2020/03/23

しどろもどろ 映画監督岡本喜八対談集


岡本喜八監督の対談集。22ページに渡って庵野さんと岡本喜八監督の対談が紹介されている。

ちなみにこれはアニメージュ 1997年1月号 Vol.223に掲載されている対談記事と同じもの。
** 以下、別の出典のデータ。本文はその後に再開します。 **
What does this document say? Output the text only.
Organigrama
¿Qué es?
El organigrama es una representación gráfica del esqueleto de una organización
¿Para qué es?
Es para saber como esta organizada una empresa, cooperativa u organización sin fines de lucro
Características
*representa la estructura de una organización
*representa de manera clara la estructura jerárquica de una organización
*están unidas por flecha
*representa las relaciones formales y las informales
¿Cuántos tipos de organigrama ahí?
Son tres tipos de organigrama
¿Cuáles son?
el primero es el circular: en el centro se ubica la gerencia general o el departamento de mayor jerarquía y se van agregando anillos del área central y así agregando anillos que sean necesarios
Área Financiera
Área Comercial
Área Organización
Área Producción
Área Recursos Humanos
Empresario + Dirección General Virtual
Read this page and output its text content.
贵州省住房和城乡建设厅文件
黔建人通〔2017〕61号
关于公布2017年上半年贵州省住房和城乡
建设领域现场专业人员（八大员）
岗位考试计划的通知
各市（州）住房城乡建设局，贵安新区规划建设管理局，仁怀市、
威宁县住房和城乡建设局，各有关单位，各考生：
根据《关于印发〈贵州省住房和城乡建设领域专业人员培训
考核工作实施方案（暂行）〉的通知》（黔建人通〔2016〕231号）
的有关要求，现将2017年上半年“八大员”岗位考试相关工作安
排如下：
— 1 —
向こうのほうが写真&注釈付きなので読みやすいと感じる人は多いかも?
庵野さんの中にある岡本喜八監督要素を掴むには必須の資料なので、ファンは手に入れやすい方で持っておいたら良いと思う。

アニメージュ 1997年1月号 Vol.223より

冒頭、エヴァのほか、『トップをねらえ!』を岡本喜八監督が観た感想を語るところから始まるわけだけど、トップ第四話後に岡本喜八監督作にハマり、第五話と最終話の絵コンテに入ったというエピソードを知っているファン目線で見たらなかなかのニヤニヤもの。

岡本喜八監督が「二本目」と表現しているあたり、もしかしたら影響を受けたあとの第五話・最終話のみ参考として庵野さんが渡していたのかもしれない。


最初は岡本喜八監督を前に緊張している庵野さんだけど、カットの話になるととにかく語る。やっぱり、最も影響を受けているところだからだと思う。

シネスコの良さ、「寄らば寄れ、引かば引け」の方法論についても触れていたりする。


この対談で一番面白いのが、カット割りのテンポについて話している部分。具体的にコマ数ベースで話しているのが大変貴重だし、両名の波長がぴったりと合ってトークのテンポも上がっている感じもいい。

それぞれの経験を元に語られていて面白いのはもちろんだし、それぞれの作品をコマ送りで観るときとかにも大変参考になる資料だと思う。


登場人物のリアクションまで入れたくなる、と語る庵野さん。このへんは庵野秀明監督作を思い返すと確かにそうだなぁという感じ。『シン・エヴァ』のAVANT1にもありますよね。


「編集だけは譲れない」と口をそろえる両名。


監督論について。「独裁者でなければ」と語る岡本喜八監督と、「専制君主だと思う」と語る庵野さん。ほんとに素晴らしい対談だと思う。